As anyone who knows me can attest, I dislike flying intensely. I do it, though, for two reasons. One, there just isn’t any other way to travel practically in today’s business environment. Taking three days to get somewhere on a train may feel nostalgic, but it’s a colossal waste of time, and it usually winds up costing more than a flight anyway.
Secondly, despite my white knuckles and perspiration-soaked shirt during the flight, I understand intellectually that flying is a remarkably safe mode of transportation.
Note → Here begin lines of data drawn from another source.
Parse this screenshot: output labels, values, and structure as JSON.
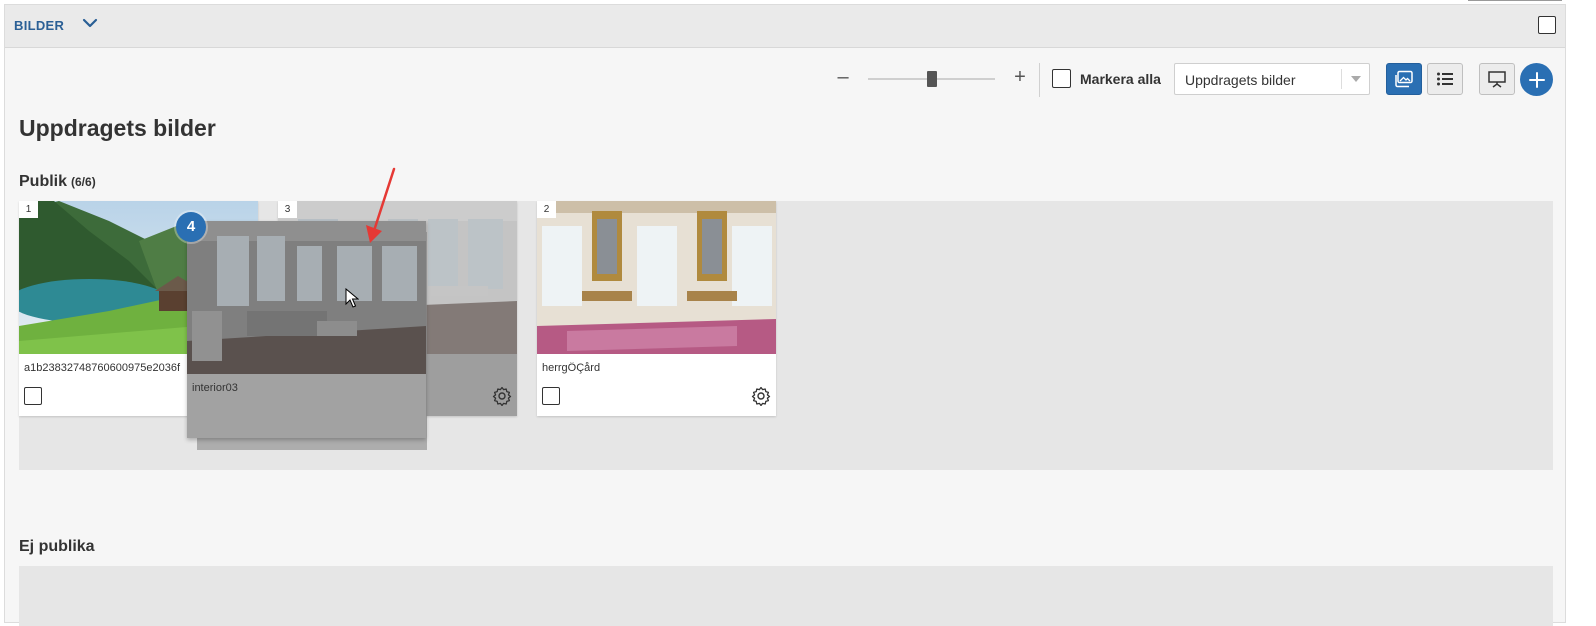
{
  "header": {
    "title": "BILDER"
  },
  "toolbar": {
    "zoom_minus": "–",
    "zoom_plus": "+",
    "mark_all_label": "Markera alla",
    "select_value": "Uppdragets bilder"
  },
  "page": {
    "title": "Uppdragets bilder"
  },
  "sections": {
    "public": {
      "title": "Publik",
      "count": "(6/6)"
    },
    "private": {
      "title": "Ej publika"
    }
  },
  "cards": [
    {
      "number": "1",
      "filename": "a1b23832748760600975e2036f",
      "image": "mountain-lake-icon"
    },
    {
      "number": "3",
      "filename": "",
      "image": "interior-room-icon"
    },
    {
      "number": "2",
      "filename": "herrgÔÇård",
      "image": "manor-hall-icon"
    }
  ],
  "drag": {
    "badge": "4",
    "filename": "interior03"
  },
  "colors": {
    "accent": "#2a6fb3",
    "dropzone": "#e6e6e6",
    "annotation": "#e53935"
  }
}
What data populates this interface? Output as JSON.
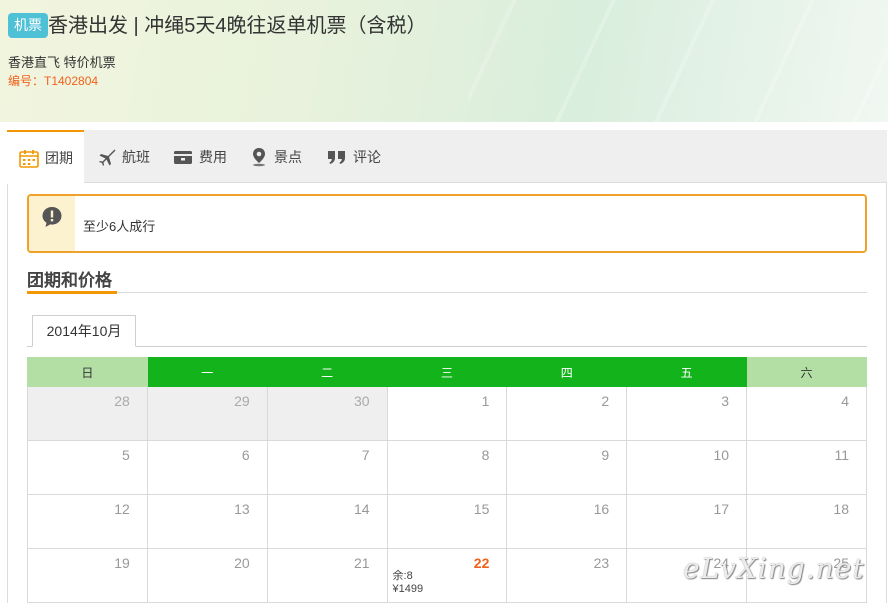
{
  "header": {
    "badge": "机票",
    "title": "香港出发 | 冲绳5天4晚往返单机票（含税）",
    "subtitle": "香港直飞 特价机票",
    "code": "编号：T1402804"
  },
  "tabs": [
    {
      "label": "团期",
      "icon": "calendar-icon",
      "active": true
    },
    {
      "label": "航班",
      "icon": "airplane-icon"
    },
    {
      "label": "费用",
      "icon": "wallet-icon"
    },
    {
      "label": "景点",
      "icon": "location-pin-icon"
    },
    {
      "label": "评论",
      "icon": "quote-icon"
    }
  ],
  "notice": {
    "text": "至少6人成行",
    "icon": "exclamation-icon"
  },
  "section": {
    "title": "团期和价格"
  },
  "month_tab": {
    "label": "2014年10月"
  },
  "calendar": {
    "weekdays": [
      "日",
      "一",
      "二",
      "三",
      "四",
      "五",
      "六"
    ],
    "weeks": [
      [
        {
          "d": "28",
          "other": true
        },
        {
          "d": "29",
          "other": true
        },
        {
          "d": "30",
          "other": true
        },
        {
          "d": "1"
        },
        {
          "d": "2"
        },
        {
          "d": "3"
        },
        {
          "d": "4"
        }
      ],
      [
        {
          "d": "5"
        },
        {
          "d": "6"
        },
        {
          "d": "7"
        },
        {
          "d": "8"
        },
        {
          "d": "9"
        },
        {
          "d": "10"
        },
        {
          "d": "11"
        }
      ],
      [
        {
          "d": "12"
        },
        {
          "d": "13"
        },
        {
          "d": "14"
        },
        {
          "d": "15"
        },
        {
          "d": "16"
        },
        {
          "d": "17"
        },
        {
          "d": "18"
        }
      ],
      [
        {
          "d": "19"
        },
        {
          "d": "20"
        },
        {
          "d": "21"
        },
        {
          "d": "22",
          "hot": true,
          "remain": "余:8",
          "price": "¥1499"
        },
        {
          "d": "23"
        },
        {
          "d": "24"
        },
        {
          "d": "25"
        }
      ]
    ]
  },
  "watermark": "eLvXing.net",
  "colors": {
    "accent_orange": "#f39800",
    "weekday_green": "#13b31b",
    "weekend_green": "#b3dea4",
    "badge_blue": "#4fc1d7",
    "price_orange": "#f0621b"
  }
}
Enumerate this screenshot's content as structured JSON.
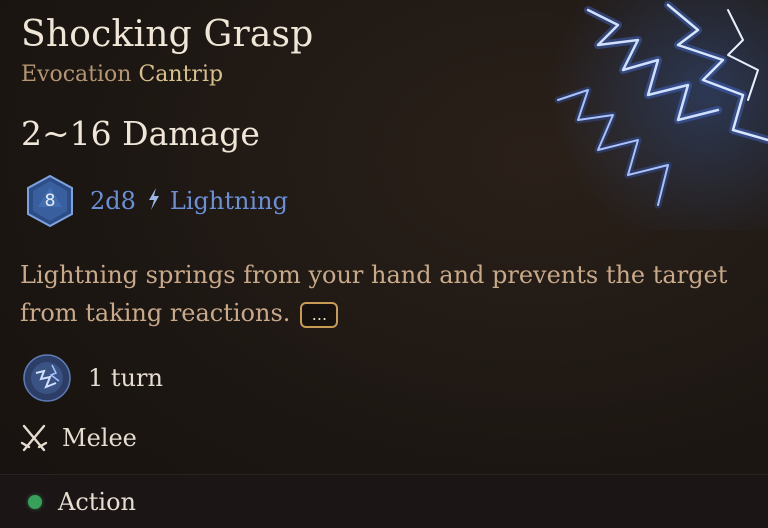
{
  "spell": {
    "title": "Shocking Grasp",
    "school": "Evocation",
    "level": "Cantrip",
    "damage_range": "2~16 Damage",
    "dice": {
      "face_number": "8",
      "roll": "2d8",
      "damage_type": "Lightning"
    },
    "description": "Lightning springs from your hand and prevents the target from taking reactions.",
    "more_label": "...",
    "duration": "1 turn",
    "range": "Melee",
    "cost": "Action"
  },
  "colors": {
    "title": "#efe6d8",
    "school": "#b49673",
    "level": "#d8c08a",
    "damage_type": "#6b8fd6",
    "description": "#c8a98a",
    "action_dot": "#37a05a",
    "more_border": "#c79a55"
  },
  "icons": {
    "spell_art": "lightning-art",
    "dice": "d8-dice-icon",
    "damage_type": "lightning-bolt-icon",
    "duration": "turn-icon",
    "range": "melee-swords-icon",
    "cost": "action-dot-icon"
  }
}
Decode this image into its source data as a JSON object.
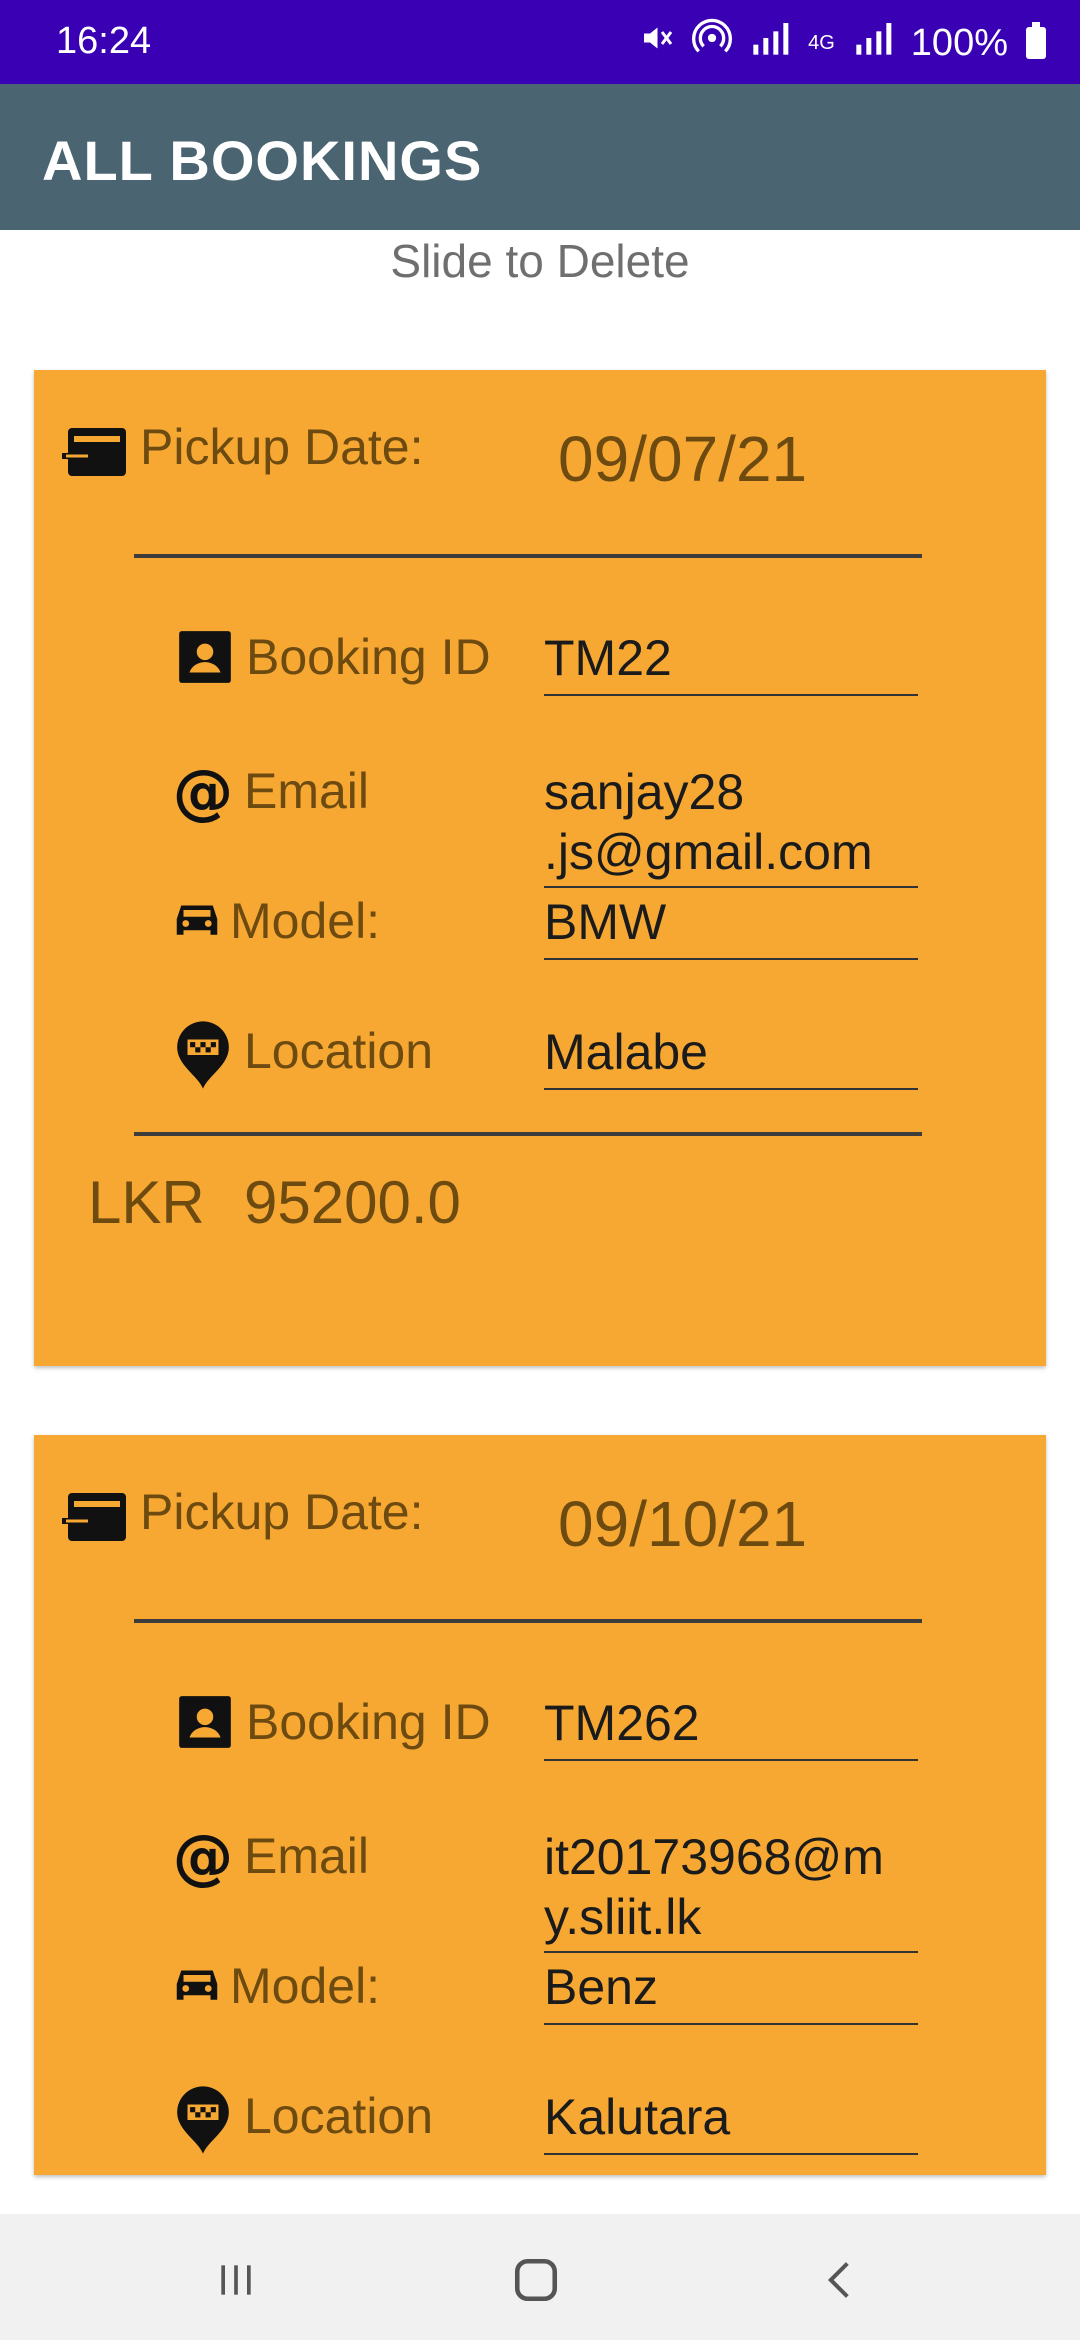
{
  "status_bar": {
    "time": "16:24",
    "battery": "100%",
    "network_label": "4G"
  },
  "app_bar": {
    "title": "ALL BOOKINGS"
  },
  "hint": "Slide to Delete",
  "labels": {
    "pickup_date": "Pickup Date:",
    "booking_id": "Booking ID",
    "email": "Email",
    "model": "Model:",
    "location": "Location"
  },
  "bookings": [
    {
      "pickup_date": "09/07/21",
      "booking_id": "TM22",
      "email_line1": "sanjay28",
      "email_line2": ".js@gmail.com",
      "model": "BMW",
      "location": "Malabe",
      "currency": "LKR",
      "price": "95200.0"
    },
    {
      "pickup_date": "09/10/21",
      "booking_id": "TM262",
      "email_line1": "it20173968@m",
      "email_line2": "y.sliit.lk",
      "model": "Benz",
      "location": "Kalutara"
    }
  ],
  "icons": [
    "calendar-card-icon",
    "contact-icon",
    "at-icon",
    "car-icon",
    "map-pin-icon"
  ],
  "colors": {
    "status_bar": "#3A00B3",
    "app_bar": "#4A6471",
    "card": "#F7A833",
    "label_text": "#6D4A10"
  }
}
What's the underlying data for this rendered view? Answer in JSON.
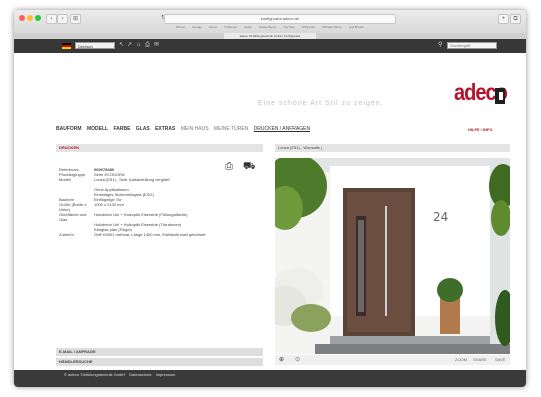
{
  "browser": {
    "url": "konfigurator.adeco.de",
    "tab_title": "adeco Türfüllungstechnik GmbH: Konfigurator",
    "bookmarks": [
      "iPhone",
      "Google",
      "Adeco",
      "IT-Banner",
      "Apple",
      "Suisse Baum",
      "YouTube",
      "Wikipedia",
      "Offizielle Werte",
      "Link Bruder"
    ],
    "nav_back": "‹",
    "nav_fwd": "›",
    "sidebar": "⊞",
    "reload": "↻",
    "plus": "+",
    "tabs_overview": "⧉"
  },
  "topbar": {
    "language": "Deutsch",
    "search_placeholder": "Suchbegriff",
    "colors": {
      "bar": "#373737"
    }
  },
  "header": {
    "tagline": "Eine schöne Art Stil zu zeigen.",
    "logo_text": "adeco",
    "brand_color": "#b5122e"
  },
  "mainnav": {
    "items": [
      {
        "label": "BAUFORM",
        "style": "bold"
      },
      {
        "label": "MODELL",
        "style": "bold"
      },
      {
        "label": "FARBE",
        "style": "bold"
      },
      {
        "label": "GLAS",
        "style": "bold"
      },
      {
        "label": "EXTRAS",
        "style": "bold"
      },
      {
        "label": "MEIN HAUS",
        "style": "light"
      },
      {
        "label": "MEINE TÜREN",
        "style": "light"
      },
      {
        "label": "DRUCKEN / ANFRAGEN",
        "style": "active"
      }
    ],
    "help": "HILFE / INFO"
  },
  "left": {
    "section_title": "DRUCKEN",
    "rows": [
      {
        "label": "Referenznr.",
        "value": "060078480",
        "bold": true
      },
      {
        "label": "Produktgruppe",
        "value": "Serie ECODORA"
      },
      {
        "label": "Modell",
        "value": "Lonza (E51) , Seitl. Aufsatzfüllung vergütet"
      },
      {
        "label": "",
        "value": "Ohne Applikationen"
      },
      {
        "label": "",
        "value": "Einseitiges Sicherheitsglas (ESG)"
      },
      {
        "label": "Bauform",
        "value": "Einflügelige Tür"
      },
      {
        "label": "Größe (Breite x Höhe)",
        "value": "1000 x 2100 mm"
      },
      {
        "label": "Oberfläche und Glas",
        "value": "Holzdekor Uni + Holzoptik Eiserstrie (Füllungsfläche)"
      },
      {
        "label": "",
        "value": "Holzdekor Uni + Holzoptik Eiserstrie (Türrahmen)"
      },
      {
        "label": "",
        "value": "Klarglas plan (Flügel)"
      },
      {
        "label": "Zubehör",
        "value": "Griff H4501 drehbar, Länge 1400 mm, Edelstahl matt gebürstet"
      }
    ],
    "bottom_bars": [
      "E-MAIL / ANFRAGE",
      "HÄNDLERSUCHE"
    ]
  },
  "right": {
    "title": "Lonza (E51) - Wonsatle |",
    "house_number": "24",
    "toolbar": {
      "zoom": "⊕",
      "arrow": "⊙",
      "b1": "ZOOM",
      "b2": "SHARE",
      "b3": "SAVE"
    }
  },
  "footer": {
    "copyright": "© adeco Türfüllungstechnik GmbH",
    "links": [
      "Datenschutz",
      "Impressum"
    ]
  }
}
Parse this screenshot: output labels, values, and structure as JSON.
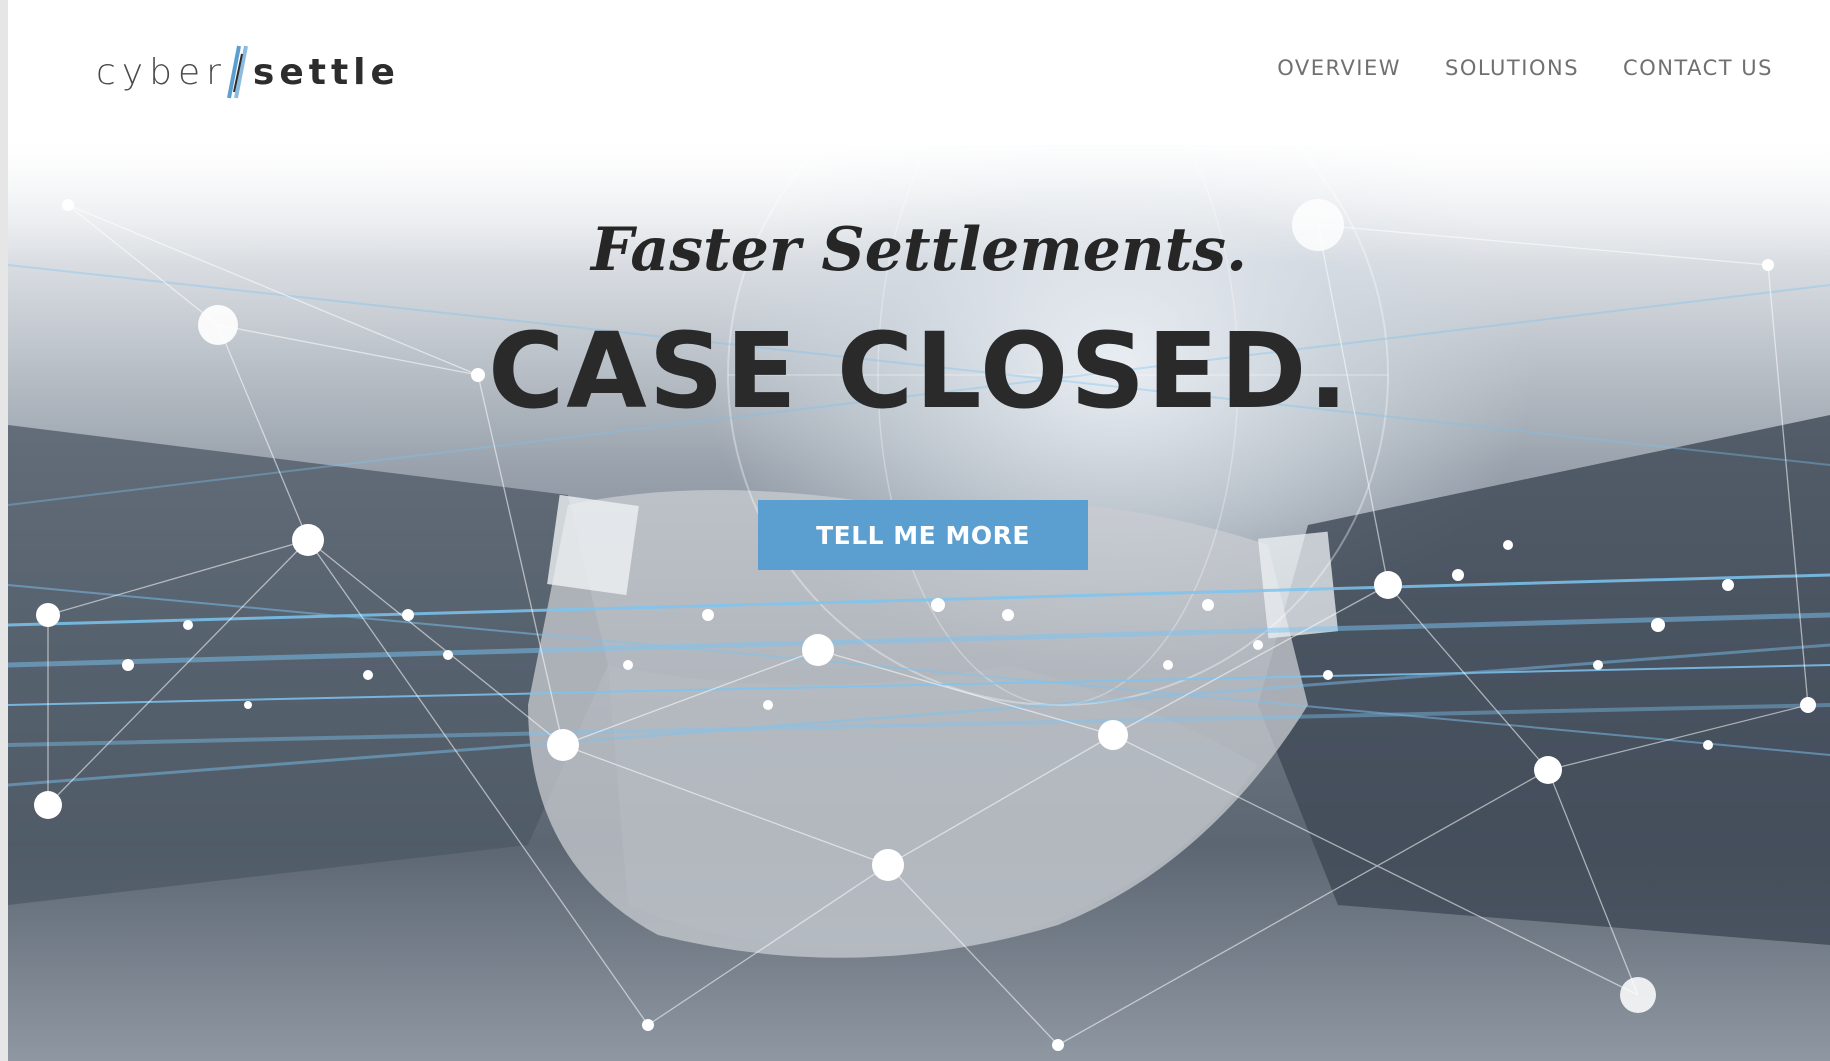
{
  "header": {
    "logo": {
      "part_a": "cyber",
      "part_b": "settle"
    },
    "nav": [
      {
        "label": "OVERVIEW"
      },
      {
        "label": "SOLUTIONS"
      },
      {
        "label": "CONTACT US"
      }
    ]
  },
  "hero": {
    "tagline": "Faster Settlements.",
    "headline": "CASE CLOSED.",
    "cta_label": "TELL ME MORE",
    "background_image": "handshake-network-image"
  },
  "colors": {
    "accent": "#5b9fd1",
    "headline": "#2a2a2a",
    "nav_text": "#707070"
  }
}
There is a difference between fear and senselessness, a distinction apparently lost on the Obama administration, as David Harsanyi explains:
[W]hen LaHood berated me for suggesting that flying in a commercial airplane was a safe mode of transportation, I knew he was perfect for a Cabinet position.
In his best Illinois tough-guy form, LaHood was in the middle of grandstanding about the need for new regulations covering airlines and pilots, who, despite those imposing uniforms, according to LaHood, display the accountability of a pro athlete. And if airlines did not voluntarily hand over this personal information, Ray LaHood would make them do it.
When I asked LaHood if there was an outbreak of gruesome airline calamities that had somehow escaped my attention, he suggested I ask the relatives of those who died in a recent commuter jet accident about safety. Americans, he declared, were demanding more regulation. And he ended with a sarcastic quip, “I’m happy you feel safe.”
Oh, I do. Why wouldn’t I? There wasn’t a single U.S. airline passenger death due to an accident in 2007 and 2008, years in which commercial airliners carried 1.5 billion passengers. If you are a skateboarder, skier, pedestrian or train rider, your chances of dying are far higher.
This is the equivalent of Joe Biden getting on national television and telling people to stay off public transportation because they are incubators of disease. We scoffed at Biden, and laughed with derision when Robert Gibbs attempted to claim that Biden didn’t mean what he’d said. LaHood confirms that the Obama White House has become the Chicken Little Administration — the sky is always falling, in this case literally.
It goes beyond attempting to expand the federal grasp of personal information to American pilots, but let’s stay with that a moment. As Harsanyi points out, each year over 700 cyclists die on the highway, a number far greater than in US airline-industry accidents in almost any year. Auto accidents account for at least sixty times that number each year. The airline industry flew over a billion passengers in 2007-8 and had zero fatalities. That’s impressive, and demonstrates the incredible safety record of the industry, for which we can in large part thank the highly skilled, dedicated, professional men and women flying the aircraft that carry us from city to city — even when some of us are pushing our fingerprints permanently into the armrests.
To the larger point, LaHood should be defending this industry instead of screeching about falling skies and airplanes. Why is he fomenting panic? Because that’s what this administration does. If a crisis doesn’t exist, they don’t have an entree to overhaul entire industries into state-controlled junior bureaucracies, complete with patronage jobs and political chits to recover. The Obama administration has to be in constant Chicken Little mode in order to frighten us into acquiescing to their ideas of change.